Umbrella Consolidation	Parse candidate skills to cluster groups, merging overlaps into existing or new class-level umbrella files CLAIM-213, and demoting narrow session bugfixes to references/templates/scripts CLAIM-213, while rewriting relative links to preserve package integrity CLAIM-214.	Restructures micro-skills into structured, high-signal procedural directories.
Vulnerability Gating	Run static AST checks and security scanners on newly generated skills before registering them to the harness CLAIM-215.	Mitigates prompt injection attacks injecting arbitrary code execution paths.
Pre-Curation Tarballs	Auto-generate tarball snapshots (`skills.tar.gz`) pre-run under `.curator_backups/` alongside a manifest CLAIM-216.	Enables complete developer audibility and rollback of bad curation runs CLAIM-216.
Workspace Preference Logs	Extract developer style preferences to `.claude/memory.md` using a local auto-memory logger CLAIM-204.	Keeps preferences auditable and editable using simple CLI tools CLAIM-204.

For detailed research covering curation engines, preferences, and RISE/TT-SI loops, see: self_improving_agents_and_learning_loops.md.
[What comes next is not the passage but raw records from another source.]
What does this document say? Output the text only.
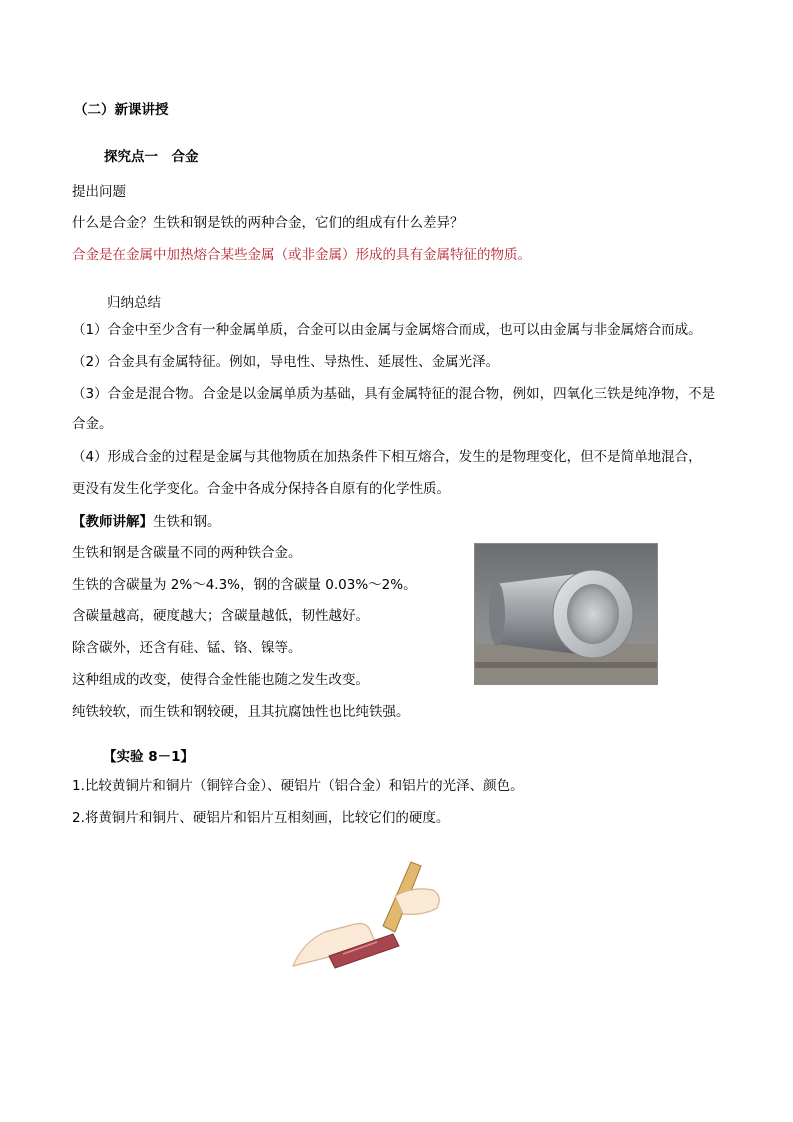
（二）新课讲授
探究点一　合金
提出问题
什么是合金？生铁和钢是铁的两种合金，它们的组成有什么差异？
合金是在金属中加热熔合某些金属（或非金属）形成的具有金属特征的物质。
归纳总结
（1）合金中至少含有一种金属单质，合金可以由金属与金属熔合而成，也可以由金属与非金属熔合而成。
（2）合金具有金属特征。例如，导电性、导热性、延展性、金属光泽。
（3）合金是混合物。合金是以金属单质为基础，具有金属特征的混合物，例如，四氧化三铁是纯净物，不是
合金。
（4）形成合金的过程是金属与其他物质在加热条件下相互熔合，发生的是物理变化，但不是简单地混合，
更没有发生化学变化。合金中各成分保持各自原有的化学性质。
【教师讲解】生铁和钢。
生铁和钢是含碳量不同的两种铁合金。
生铁的含碳量为 2%～4.3%，钢的含碳量 0.03%～2%。
含碳量越高，硬度越大；含碳量越低，韧性越好。
除含碳外，还含有硅、锰、铬、镍等。
这种组成的改变，使得合金性能也随之发生改变。
纯铁较软，而生铁和钢较硬，且其抗腐蚀性也比纯铁强。
【实验 8－1】
1.比较黄铜片和铜片（铜锌合金）、硬铝片（铝合金）和铝片的光泽、颜色。
2.将黄铜片和铜片、硬铝片和铝片互相刻画，比较它们的硬度。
Open Questions for Implementation

Python or TypeScript for agent core? — Python has ecosystem, TS has full-stack advantage.
Monolithic or distributed? — Hermes monolith is simpler, OpenClaw gateway scales better.
Which model backend first? — Ollama for local dev, OpenRouter for quick multi-model access, LiteLLM when you need self-hosted auth/budgets at scale.
Graph-based or while-loop? — While-loop for v1, graph for v2?
Which memory providers to support first? — Start with SQLite + one cloud provider?